Human Rights Abuse In Australia : Australia’s Handcuffing of Asylum Seekers for Court Visits
Dated : 12 Dec 2020 (IST)
The continued handcuffing of asylum seekers to attend minor civil court matters is gross violation of Human Rights. It is gross abuse of power flowing from the concept of WHITE RACIST SUPREMACY ”. Such practices are not only humiliating but also creates a barrier to accessing justice.
says Asylum Seeker Resource Centre principal solicitor says that Detainees are even restrained for visits to bathroom and to eat lunch. The world has started wondering on the kind if people in Australia making and enforcing such Colonial era laws.
The use of handcuffs on those in immigration detention, a gross abuse of Power, has come under scrutiny once again after a landmark test case initiated by the Public Interest Advocacy Centre (PIAC) argued that handcuffing detainees to attend medical appointments was illegal, inhumane, traumatising and created an unlawful barrier to healthcare.
This also proves that those in authority in Australia care two hoots for Human Rights but certainly start jumping around in case a citizen of theirs is put behind by other Asian Countries
The overuse of restraints has already been criticised in reports by the Commonwealth Ombudsmen and even the Australian Human Rights Commission but to no avail. Does the Australian Government wants to be thrown out of the Commonwealth ? UK will not be able to save their expulsion.
In many cases, handcuffs are also being used to transfer detainees to routine visa matters in the civil courts, including the administrative appeals tribunal. The Asylum Seeker Resource Centre says the practice is common and the threshold for deeming a detainee to be a threat is too low.
The centre’s principal solicitor, Carolyn Graydon, said the handcuffing of detainees in public areas of the civil courts can be humiliating. In fact it is gross violation of Human Justice System.
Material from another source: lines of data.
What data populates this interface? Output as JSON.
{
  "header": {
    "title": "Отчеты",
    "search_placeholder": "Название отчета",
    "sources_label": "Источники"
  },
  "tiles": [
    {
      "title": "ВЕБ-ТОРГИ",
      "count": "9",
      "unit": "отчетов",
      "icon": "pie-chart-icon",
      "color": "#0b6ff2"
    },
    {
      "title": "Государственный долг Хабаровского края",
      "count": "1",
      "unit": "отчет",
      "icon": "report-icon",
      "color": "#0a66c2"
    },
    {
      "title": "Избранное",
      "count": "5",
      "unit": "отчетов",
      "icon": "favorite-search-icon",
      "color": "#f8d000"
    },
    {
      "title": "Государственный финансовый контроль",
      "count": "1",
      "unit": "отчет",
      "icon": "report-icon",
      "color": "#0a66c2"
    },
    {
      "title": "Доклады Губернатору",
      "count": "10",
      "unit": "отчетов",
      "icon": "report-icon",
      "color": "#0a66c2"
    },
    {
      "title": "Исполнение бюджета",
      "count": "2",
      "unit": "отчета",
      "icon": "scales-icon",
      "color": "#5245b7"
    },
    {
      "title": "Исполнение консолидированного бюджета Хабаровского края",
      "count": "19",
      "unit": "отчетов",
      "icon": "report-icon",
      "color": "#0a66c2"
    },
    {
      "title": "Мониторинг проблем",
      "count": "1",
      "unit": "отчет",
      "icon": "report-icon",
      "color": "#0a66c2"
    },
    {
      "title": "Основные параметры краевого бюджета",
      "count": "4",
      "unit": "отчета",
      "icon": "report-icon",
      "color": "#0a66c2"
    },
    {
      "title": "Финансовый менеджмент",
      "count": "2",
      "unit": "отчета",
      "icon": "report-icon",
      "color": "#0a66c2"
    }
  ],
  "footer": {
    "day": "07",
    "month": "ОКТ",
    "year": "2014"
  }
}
“Once they’re actually in the hearing room, my understanding is that it’s then the jurisdiction of the decision-maker, the judge or the member in the AAT, to decide whether the restraints can be removed or not. In my experience, they are, they usually are,” saud Graydon
“But as soon as a person leaves the hearing room, the judge or the member no longer has that jurisdiction, and they’re usually put back in restraints, even to visit the bathroom, or to just eat lunch in the hallway.
There is no readily accessible data on the use of restraints, but 2017 documents released through freedom of information suggest that the use of force, which includes restraints, was increasing significantly.
A recent ombudsman’s report on immigration detention, which monitored activities between July and December, warned the way the government was assessing a detainee’s risk was flawed for transfers and escorts. The report was resulting in an overuse of handcuffs.
“We are concerned that current policies and risk assessment processes support a decision to automatically apply mechanical restraints to a detainee during T&E [transfers and escorts] activities, rather than considering alternative mitigation strategies like more escorting staff or closer escorting practices,” the report said.
Graydon said authorities were giving detainees a “higher risk rating in many cases than what is objectively warranted”.
“I’ve had clients that have been transferred by car, in bodycuffs and handcuffs, all the way from Sydney to Brisbane, with two stops at police stations to go to the toilet,” she said.
The case brought by Piac concerning medical appointments alleges that the use of handcuffs creates a barrier to healthcare access, particularly in cases where there is a history of trauma or torture.